CALGARY, ALBERTA--(Marketwired - March 21, 2014) - A.I.S. RESOURCES LTD. (TSX VENTURE:AIS.H) (the "Corporation") is pleased to announce that it intends to complete a non-brokered private placement (the "Private Placement") of up to 1,500,000 units ("Units") of the Corporation at a price of $0.20 per Unit for aggregate gross proceeds of up to $300,000. Each Unit will be comprised of one common share ("Common Share") of the Corporation and one-half of one Common Share purchase warrant ("Warrant"), with each whole Warrant entitling the holder thereof to acquire one Common Share at a price of $0.50 for a period of one year from the date of closing of the Private Placement. The net proceeds of the Private Placement will be used to finance the investigation and due diligence of potential transactions that result in the reactivation of the Corporation and for general working capital purposes.
The Private Placement is anticipated to close in April 2014; however, completion is subject to certain conditions, including approval of the NEX Board of the TSX Venture Exchange (the "NEX") to the listing of the Common Shares (including the Common Shares underlying the Warrants) on the NEX. The Common Shares and Warrants, including the Common Shares underlying the Warrants, will be subject to a hold period ending four months and a day from the date of closing. In connection with the Private Placement the Corporation may pay a cash commission or finder's fee of up to 10% of the gross proceeds of the Private Placement.

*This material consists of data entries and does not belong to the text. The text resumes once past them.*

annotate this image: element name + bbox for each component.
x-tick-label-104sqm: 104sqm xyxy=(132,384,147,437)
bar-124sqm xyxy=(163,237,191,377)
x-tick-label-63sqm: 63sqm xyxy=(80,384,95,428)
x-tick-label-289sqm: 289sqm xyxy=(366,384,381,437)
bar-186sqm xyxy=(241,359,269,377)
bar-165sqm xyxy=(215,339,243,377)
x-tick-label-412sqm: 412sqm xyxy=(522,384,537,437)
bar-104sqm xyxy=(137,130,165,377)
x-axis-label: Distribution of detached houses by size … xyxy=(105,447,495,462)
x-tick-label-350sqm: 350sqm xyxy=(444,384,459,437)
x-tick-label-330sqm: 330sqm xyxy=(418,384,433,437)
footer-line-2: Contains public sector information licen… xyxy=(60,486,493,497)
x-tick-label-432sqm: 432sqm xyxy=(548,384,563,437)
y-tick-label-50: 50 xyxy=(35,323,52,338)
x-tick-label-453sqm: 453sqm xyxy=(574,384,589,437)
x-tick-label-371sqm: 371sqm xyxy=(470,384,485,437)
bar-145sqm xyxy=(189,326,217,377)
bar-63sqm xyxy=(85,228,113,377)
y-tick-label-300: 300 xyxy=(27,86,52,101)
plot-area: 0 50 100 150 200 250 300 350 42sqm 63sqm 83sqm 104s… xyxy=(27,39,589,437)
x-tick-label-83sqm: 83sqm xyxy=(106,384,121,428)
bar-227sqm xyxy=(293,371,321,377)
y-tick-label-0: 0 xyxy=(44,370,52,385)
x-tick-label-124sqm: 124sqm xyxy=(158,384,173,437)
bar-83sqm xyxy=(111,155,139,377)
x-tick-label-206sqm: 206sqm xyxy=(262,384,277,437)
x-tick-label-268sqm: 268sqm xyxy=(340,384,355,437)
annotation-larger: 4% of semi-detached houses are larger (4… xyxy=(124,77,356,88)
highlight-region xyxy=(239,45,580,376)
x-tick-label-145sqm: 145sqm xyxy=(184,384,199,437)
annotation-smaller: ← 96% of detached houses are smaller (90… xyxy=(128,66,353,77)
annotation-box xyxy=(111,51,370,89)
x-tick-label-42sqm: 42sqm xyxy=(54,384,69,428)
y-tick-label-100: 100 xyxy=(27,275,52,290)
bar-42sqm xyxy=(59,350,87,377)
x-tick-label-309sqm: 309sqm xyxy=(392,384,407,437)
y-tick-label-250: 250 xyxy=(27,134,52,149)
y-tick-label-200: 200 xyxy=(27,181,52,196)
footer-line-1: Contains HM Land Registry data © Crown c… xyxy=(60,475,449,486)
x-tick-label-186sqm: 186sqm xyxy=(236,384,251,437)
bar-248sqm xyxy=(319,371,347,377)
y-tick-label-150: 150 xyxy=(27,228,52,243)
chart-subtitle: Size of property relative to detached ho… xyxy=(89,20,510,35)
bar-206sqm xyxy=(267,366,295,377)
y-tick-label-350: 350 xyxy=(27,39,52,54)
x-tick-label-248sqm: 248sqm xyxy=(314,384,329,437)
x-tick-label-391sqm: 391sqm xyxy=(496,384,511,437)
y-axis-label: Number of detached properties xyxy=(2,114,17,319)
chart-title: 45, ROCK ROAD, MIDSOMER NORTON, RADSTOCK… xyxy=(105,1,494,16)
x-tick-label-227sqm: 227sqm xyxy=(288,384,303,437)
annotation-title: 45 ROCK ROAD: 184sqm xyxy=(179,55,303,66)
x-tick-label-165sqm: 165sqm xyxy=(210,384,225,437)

ADVISORY: This press release contains forward looking statements. More particularly, this press release contains statements concerning the anticipated closing date of the Private Placement and the anticipated use of the proceeds of the Private Placement. Although the Corporation believes that the expectations reflected in these forward looking statements are reasonable, undue reliance should not be placed on them because the Corporation can give no assurance that they will prove to be correct. Since forward looking statements address future events and conditions, by their very nature they involve inherent risks and uncertainties. The closing of the Private Placement could be delayed if the Corporation is not able to obtain the necessary regulatory and stock exchange approvals on the timelines it has planned. The Private Placement will not be completed at all if these approvals are not obtained or some other condition to the closing is not satisfied. Accordingly, there is a risk that the Private Placement will not be completed within the anticipated time or at all. The intended use of the proceeds of the Private Placement by the Corporation might change if the board of directors of the Corporation determines that it would be in the best interests of the Corporation to deploy the proceeds for some other purpose. The forward looking statements contained in this press release are made as of the date hereof and the Corporation undertakes no obligations to update publicly or revise any forward looking statements or information, whether as a result of new information, future events or otherwise, unless so required by applicable securities laws.
Neither TSX Venture Exchange nor its Regulation Services Provider (as that term is defined in policies of the TSX Venture Exchange) accepts responsibility for the adequacy or accuracy of this release.